Archäologen haben in Wladimir einen Schatz mit Schmuck aus dem 13. Jahrhundert entdeckt

Archäologen haben in der Stadt Wolodymyr in Wolhynien einen einzigartigen Schatz aus der Fürstenzeit entdeckt, den sogenannten „Kaufmannsschatz“. Der Fundort liegt im historischen Gebiet „Apostolschtstschyna“ auf dem Gebiet der Stadt Okolny. Expeditionsleiter Viktor Bayuk berichtete über die Ergebnisse der Ausgrabungen.

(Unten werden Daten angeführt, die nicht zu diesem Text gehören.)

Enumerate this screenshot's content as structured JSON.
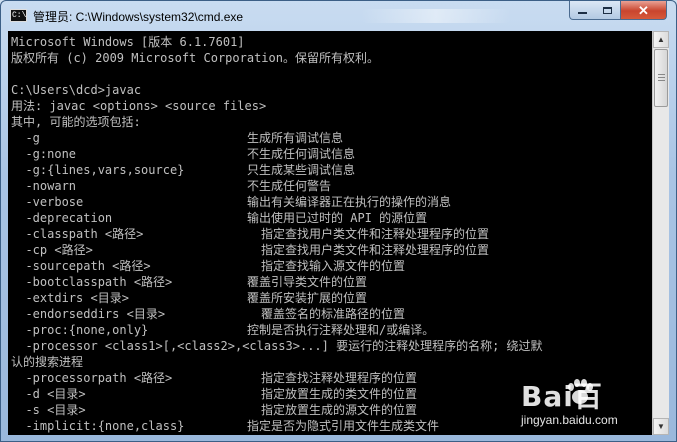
{
  "window": {
    "title": "管理员: C:\\Windows\\system32\\cmd.exe",
    "icon": "cmd-icon",
    "icon_text": "C:\\",
    "controls": {
      "minimize": "minimize-icon",
      "maximize": "maximize-icon",
      "close": "close-icon",
      "close_glyph": "✕"
    }
  },
  "console": {
    "lines": [
      "Microsoft Windows [版本 6.1.7601]",
      "版权所有 (c) 2009 Microsoft Corporation。保留所有权利。",
      "",
      "C:\\Users\\dcd>javac",
      "用法: javac <options> <source files>",
      "其中, 可能的选项包括:"
    ],
    "options": [
      {
        "opt": "  -g",
        "desc": "生成所有调试信息"
      },
      {
        "opt": "  -g:none",
        "desc": "不生成任何调试信息"
      },
      {
        "opt": "  -g:{lines,vars,source}",
        "desc": "只生成某些调试信息"
      },
      {
        "opt": "  -nowarn",
        "desc": "不生成任何警告"
      },
      {
        "opt": "  -verbose",
        "desc": "输出有关编译器正在执行的操作的消息"
      },
      {
        "opt": "  -deprecation",
        "desc": "输出使用已过时的 API 的源位置"
      },
      {
        "opt": "  -classpath <路径>",
        "desc": "指定查找用户类文件和注释处理程序的位置"
      },
      {
        "opt": "  -cp <路径>",
        "desc": "指定查找用户类文件和注释处理程序的位置"
      },
      {
        "opt": "  -sourcepath <路径>",
        "desc": "指定查找输入源文件的位置"
      },
      {
        "opt": "  -bootclasspath <路径>",
        "desc": "覆盖引导类文件的位置"
      },
      {
        "opt": "  -extdirs <目录>",
        "desc": "覆盖所安装扩展的位置"
      },
      {
        "opt": "  -endorseddirs <目录>",
        "desc": "覆盖签名的标准路径的位置"
      },
      {
        "opt": "  -proc:{none,only}",
        "desc": "控制是否执行注释处理和/或编译。"
      }
    ],
    "processor_line_1": "  -processor <class1>[,<class2>,<class3>...] 要运行的注释处理程序的名称; 绕过默",
    "processor_line_2": "认的搜索进程",
    "options2": [
      {
        "opt": "  -processorpath <路径>",
        "desc": "指定查找注释处理程序的位置"
      },
      {
        "opt": "  -d <目录>",
        "desc": "指定放置生成的类文件的位置"
      },
      {
        "opt": "  -s <目录>",
        "desc": "指定放置生成的源文件的位置"
      },
      {
        "opt": "  -implicit:{none,class}",
        "desc": "指定是否为隐式引用文件生成类文件"
      }
    ]
  },
  "scrollbar": {
    "up": "▲",
    "down": "▼"
  },
  "watermark": {
    "logo": "Bai百",
    "url": "jingyan.baidu.com"
  }
}
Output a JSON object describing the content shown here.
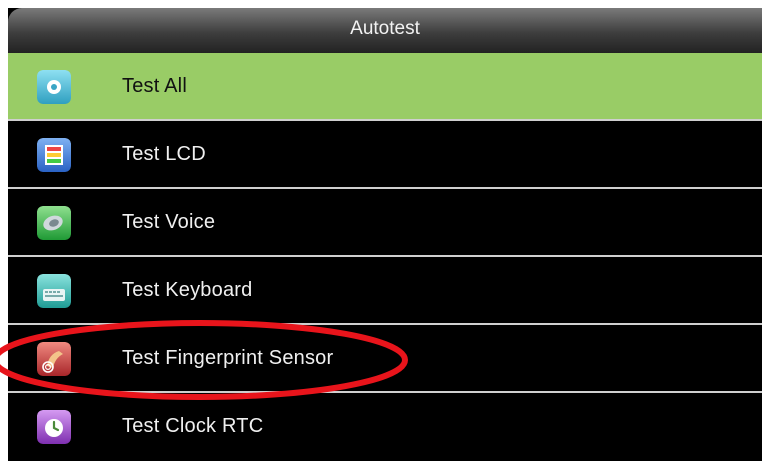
{
  "header": {
    "title": "Autotest"
  },
  "menu": {
    "selected_index": 0,
    "items": [
      {
        "label": "Test All",
        "icon": "circle-icon",
        "color": "#4fb7d3"
      },
      {
        "label": "Test LCD",
        "icon": "lcd-icon",
        "color": "#3b7bd6"
      },
      {
        "label": "Test Voice",
        "icon": "speaker-icon",
        "color": "#3cb84a"
      },
      {
        "label": "Test Keyboard",
        "icon": "keyboard-icon",
        "color": "#2fb7b0"
      },
      {
        "label": "Test Fingerprint Sensor",
        "icon": "fingerprint-icon",
        "color": "#c9403a"
      },
      {
        "label": "Test Clock RTC",
        "icon": "clock-icon",
        "color": "#a04fc4"
      }
    ]
  },
  "annotation": {
    "color": "#e8141b",
    "target": "Test Fingerprint Sensor"
  },
  "colors": {
    "selected_row": "#99cc66",
    "background": "#000000",
    "separator": "#cfcfcf"
  }
}
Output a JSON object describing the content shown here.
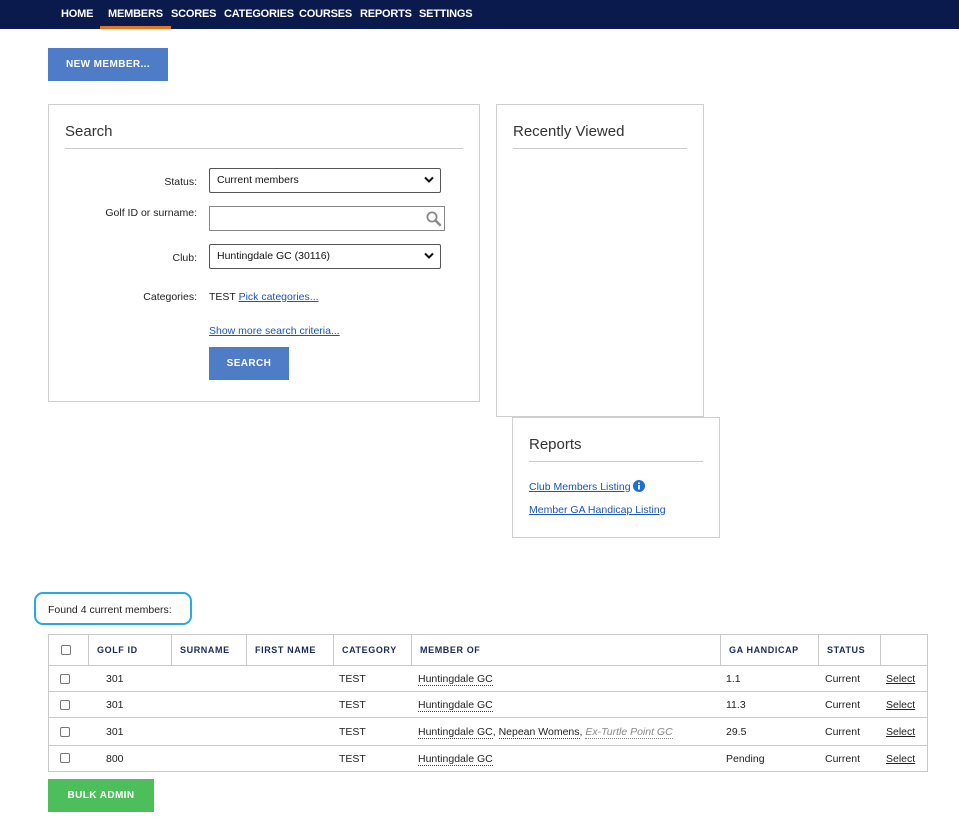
{
  "nav": {
    "items": [
      "HOME",
      "MEMBERS",
      "SCORES",
      "CATEGORIES",
      "COURSES",
      "REPORTS",
      "SETTINGS"
    ],
    "active": "MEMBERS"
  },
  "new_member_label": "NEW MEMBER...",
  "search": {
    "title": "Search",
    "status_label": "Status:",
    "status_value": "Current members",
    "golfid_label": "Golf ID or surname:",
    "golfid_value": "",
    "club_label": "Club:",
    "club_value": "Huntingdale GC (30116)",
    "categories_label": "Categories:",
    "categories_value": "TEST",
    "pick_categories": "Pick categories...",
    "show_more": "Show more search criteria...",
    "search_button": "SEARCH"
  },
  "recently_viewed": {
    "title": "Recently Viewed"
  },
  "reports": {
    "title": "Reports",
    "links": [
      "Club Members Listing",
      "Member GA Handicap Listing"
    ]
  },
  "found_text": "Found 4 current members:",
  "table": {
    "columns": [
      "GOLF ID",
      "SURNAME",
      "FIRST NAME",
      "CATEGORY",
      "MEMBER OF",
      "GA HANDICAP",
      "STATUS"
    ],
    "rows": [
      {
        "golf_id": "301",
        "surname": "",
        "first_name": "",
        "category": "TEST",
        "member_of": [
          "Huntingdale GC"
        ],
        "ex_member_of": "",
        "handicap": "1.1",
        "status": "Current",
        "action": "Select"
      },
      {
        "golf_id": "301",
        "surname": "",
        "first_name": "",
        "category": "TEST",
        "member_of": [
          "Huntingdale GC"
        ],
        "ex_member_of": "",
        "handicap": "11.3",
        "status": "Current",
        "action": "Select"
      },
      {
        "golf_id": "301",
        "surname": "",
        "first_name": "",
        "category": "TEST",
        "member_of": [
          "Huntingdale GC",
          "Nepean Womens"
        ],
        "ex_member_of": "Ex-Turtle Point GC",
        "handicap": "29.5",
        "status": "Current",
        "action": "Select"
      },
      {
        "golf_id": "800",
        "surname": "",
        "first_name": "",
        "category": "TEST",
        "member_of": [
          "Huntingdale GC"
        ],
        "ex_member_of": "",
        "handicap": "Pending",
        "status": "Current",
        "action": "Select"
      }
    ]
  },
  "bulk_admin_label": "BULK ADMIN",
  "colors": {
    "nav_bg": "#0b1a4d",
    "nav_active_underline": "#e87722",
    "primary_button": "#4e7cc7",
    "success_button": "#4cbe5a",
    "link": "#1a55b8",
    "highlight_outline": "#2aa8e0",
    "info_icon": "#1a6fd1"
  },
  "icons": [
    "search-icon",
    "chevron-down-icon",
    "info-icon"
  ]
}
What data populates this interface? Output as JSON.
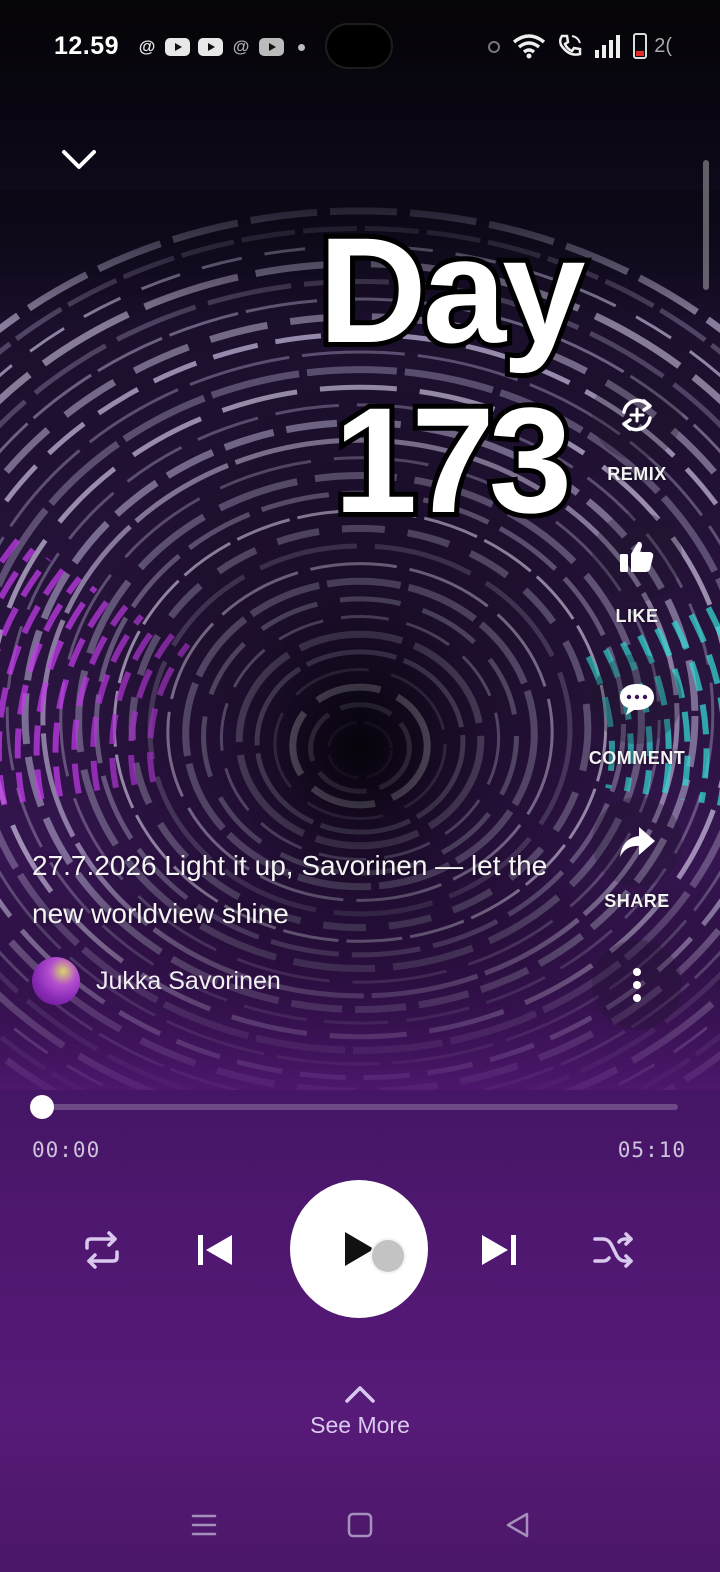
{
  "status_bar": {
    "time": "12.59",
    "notification_icons": [
      "threads-icon",
      "youtube-icon",
      "youtube-icon",
      "threads-icon",
      "youtube-icon"
    ],
    "system_icons": [
      "alarm-icon",
      "wifi-icon",
      "wifi-call-icon",
      "signal-icon",
      "battery-icon"
    ],
    "battery_text": "2("
  },
  "overlay": {
    "word": "Day",
    "number": "173"
  },
  "actions": {
    "remix_label": "REMIX",
    "like_label": "LIKE",
    "comment_label": "COMMENT",
    "share_label": "SHARE"
  },
  "track": {
    "caption": "27.7.2026 Light it up, Savorinen — let the new worldview shine",
    "artist": "Jukka Savorinen"
  },
  "player": {
    "current_time": "00:00",
    "total_time": "05:10",
    "progress": 0
  },
  "see_more_label": "See More",
  "colors": {
    "accent_purple": "#571a78",
    "ring_magenta": "#c03be8",
    "ring_cyan": "#34d6d0",
    "battery_low": "#e12b2b"
  }
}
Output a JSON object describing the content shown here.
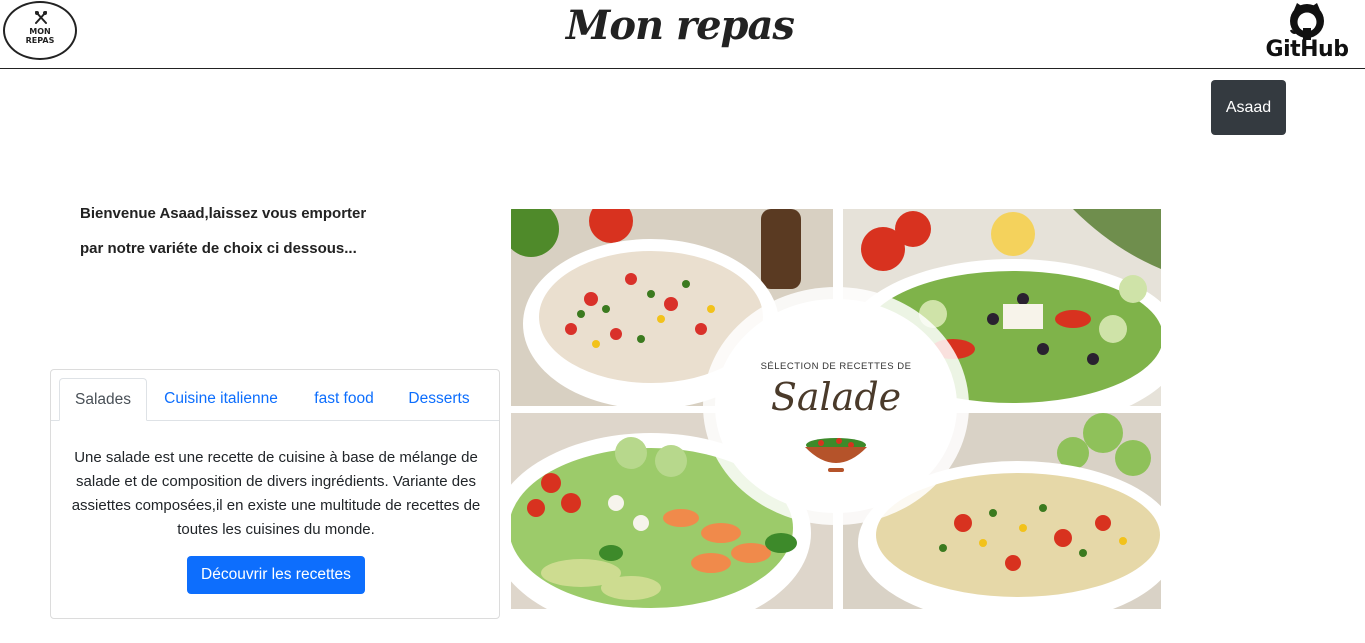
{
  "header": {
    "logo_text_line1": "MON",
    "logo_text_line2": "REPAS",
    "title": "Mon repas",
    "github_label": "GitHub"
  },
  "user": {
    "name": "Asaad"
  },
  "welcome": {
    "line1": "Bienvenue Asaad,laissez vous emporter",
    "line2": "par notre variéte de choix ci dessous..."
  },
  "tabs": [
    {
      "label": "Salades",
      "active": true
    },
    {
      "label": "Cuisine italienne",
      "active": false
    },
    {
      "label": "fast food",
      "active": false
    },
    {
      "label": "Desserts",
      "active": false
    }
  ],
  "card": {
    "text": "Une salade est une recette de cuisine à base de mélange de salade et de composition de divers ingrédients. Variante des assiettes composées,il en existe une multitude de recettes de toutes les cuisines du monde.",
    "button_label": "Découvrir les recettes"
  },
  "image": {
    "subtitle": "SÉLECTION DE RECETTES DE",
    "title": "Salade"
  },
  "colors": {
    "dark_button": "#343a40",
    "primary": "#0d6efd",
    "tab_link": "#0d6efd"
  }
}
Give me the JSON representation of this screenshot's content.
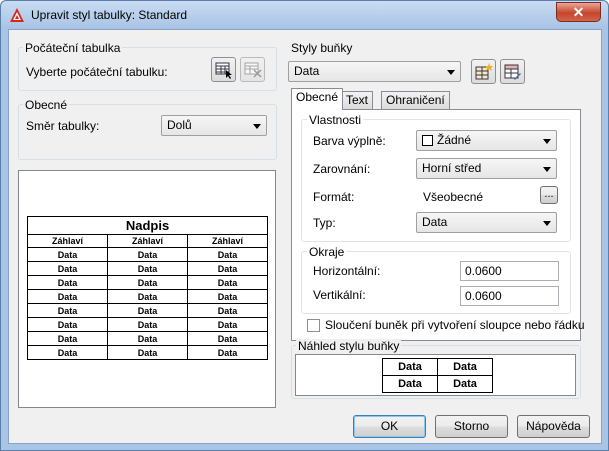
{
  "window": {
    "title": "Upravit styl tabulky: Standard",
    "close_symbol": "✕"
  },
  "start_table": {
    "group_label": "Počáteční tabulka",
    "select_label": "Vyberte počáteční tabulku:"
  },
  "general": {
    "group_label": "Obecné",
    "direction_label": "Směr tabulky:",
    "direction_value": "Dolů"
  },
  "preview": {
    "title": "Nadpis",
    "header_cell": "Záhlaví",
    "data_cell": "Data",
    "columns": 3,
    "data_rows": 8
  },
  "cell_styles": {
    "group_label": "Styly buňky",
    "selected": "Data"
  },
  "tabs": [
    {
      "label": "Obecné",
      "active": true
    },
    {
      "label": "Text",
      "active": false
    },
    {
      "label": "Ohraničení",
      "active": false
    }
  ],
  "properties": {
    "group_label": "Vlastnosti",
    "fill_label": "Barva výplně:",
    "fill_value": "Žádné",
    "align_label": "Zarovnání:",
    "align_value": "Horní střed",
    "format_label": "Formát:",
    "format_value": "Všeobecné",
    "format_button": "...",
    "type_label": "Typ:",
    "type_value": "Data"
  },
  "margins": {
    "group_label": "Okraje",
    "horizontal_label": "Horizontální:",
    "horizontal_value": "0.0600",
    "vertical_label": "Vertikální:",
    "vertical_value": "0.0600"
  },
  "merge": {
    "label": "Sloučení buněk při vytvoření sloupce nebo řádku",
    "checked": false
  },
  "cell_preview": {
    "group_label": "Náhled stylu buňky",
    "cell_text": "Data"
  },
  "buttons": {
    "ok": "OK",
    "cancel": "Storno",
    "help": "Nápověda"
  }
}
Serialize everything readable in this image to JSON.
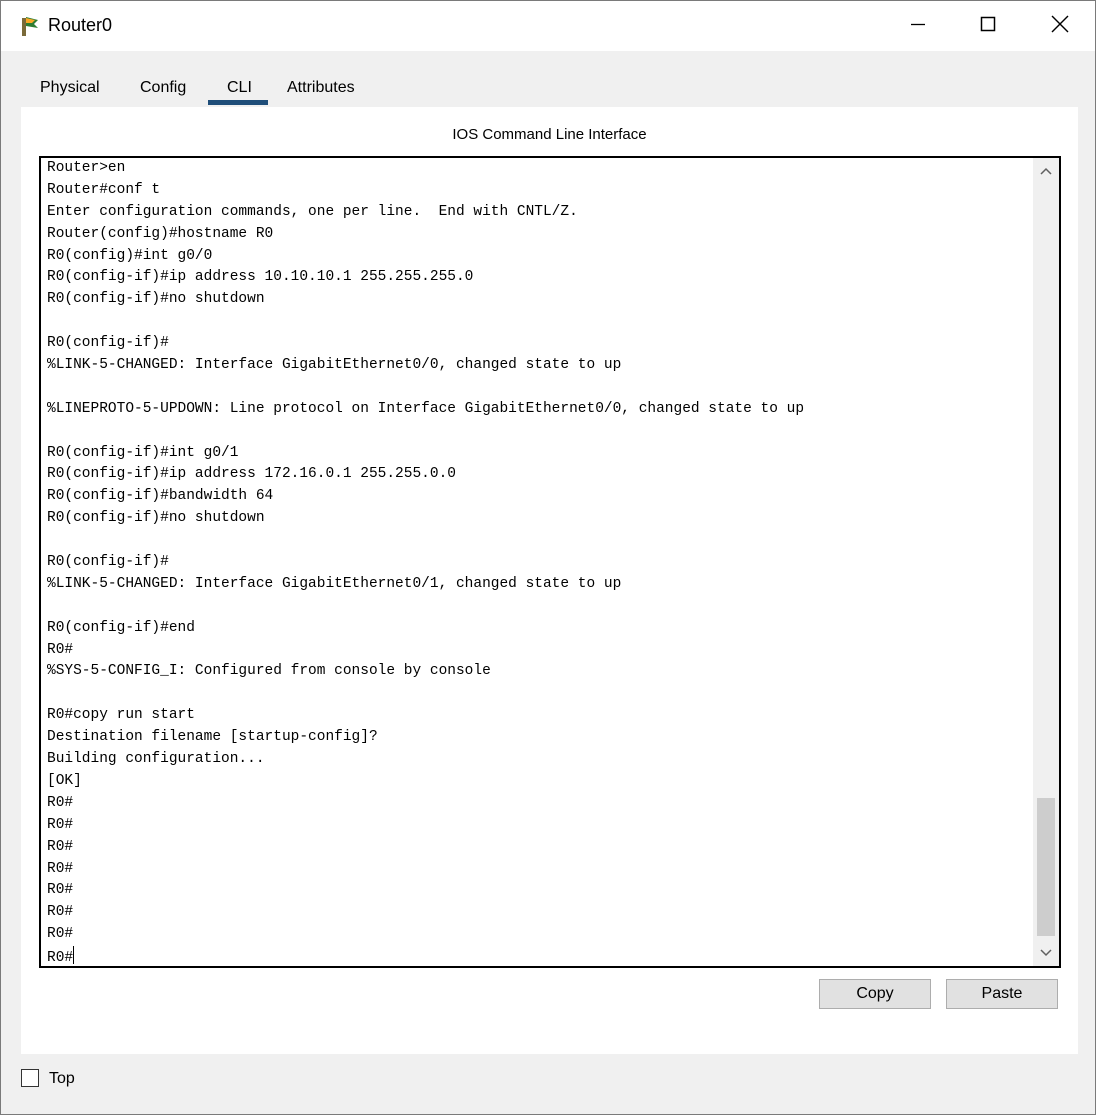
{
  "window": {
    "title": "Router0"
  },
  "tabs": [
    {
      "label": "Physical"
    },
    {
      "label": "Config"
    },
    {
      "label": "CLI"
    },
    {
      "label": "Attributes"
    }
  ],
  "active_tab": "CLI",
  "cli": {
    "heading": "IOS Command Line Interface",
    "lines": [
      "Router>en",
      "Router#conf t",
      "Enter configuration commands, one per line.  End with CNTL/Z.",
      "Router(config)#hostname R0",
      "R0(config)#int g0/0",
      "R0(config-if)#ip address 10.10.10.1 255.255.255.0",
      "R0(config-if)#no shutdown",
      "",
      "R0(config-if)#",
      "%LINK-5-CHANGED: Interface GigabitEthernet0/0, changed state to up",
      "",
      "%LINEPROTO-5-UPDOWN: Line protocol on Interface GigabitEthernet0/0, changed state to up",
      "",
      "R0(config-if)#int g0/1",
      "R0(config-if)#ip address 172.16.0.1 255.255.0.0",
      "R0(config-if)#bandwidth 64",
      "R0(config-if)#no shutdown",
      "",
      "R0(config-if)#",
      "%LINK-5-CHANGED: Interface GigabitEthernet0/1, changed state to up",
      "",
      "R0(config-if)#end",
      "R0#",
      "%SYS-5-CONFIG_I: Configured from console by console",
      "",
      "R0#copy run start",
      "Destination filename [startup-config]?",
      "Building configuration...",
      "[OK]",
      "R0#",
      "R0#",
      "R0#",
      "R0#",
      "R0#",
      "R0#",
      "R0#",
      "R0#"
    ]
  },
  "buttons": {
    "copy": "Copy",
    "paste": "Paste"
  },
  "top_checkbox": {
    "label": "Top",
    "checked": false
  },
  "colors": {
    "tab_underline": "#1f4e79",
    "window_bg": "#f0f0f0",
    "terminal_border": "#000000"
  },
  "icons": {
    "app": "router-app-icon",
    "minimize": "minimize-icon",
    "maximize": "maximize-icon",
    "close": "close-icon",
    "scroll_up": "chevron-up-icon",
    "scroll_down": "chevron-down-icon"
  }
}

„Der Schatz des Händlers“ beinhaltet:

  • 573 Ganzglasarmbänder, deren Produktionszentrum während der Rus-Ära in Kiew lag;

  • 9 kleine Brustkreuze aus Bronze und 8 aus Marmor;

  • ein massives Enkolpionkreuz, wahrscheinlich Teil der liturgischen Kleidung eines hochrangigen Priesters;

  • 18 rautenförmige Schnallen, verziert mit der Pseudo-Grain-Technik;

  • 5 silberne Tempelringe;

  • Bleiauflagen in Form eines als Dreizack stilisierten Falken;

  • Silberring in Schildform;

  • Bronzenes Beinhaus;

  • Siegel mit einem Sonnenzeichen im Kreis vom Typ "Dorohochyn" und andere Gegenstände oder deren Fragmente.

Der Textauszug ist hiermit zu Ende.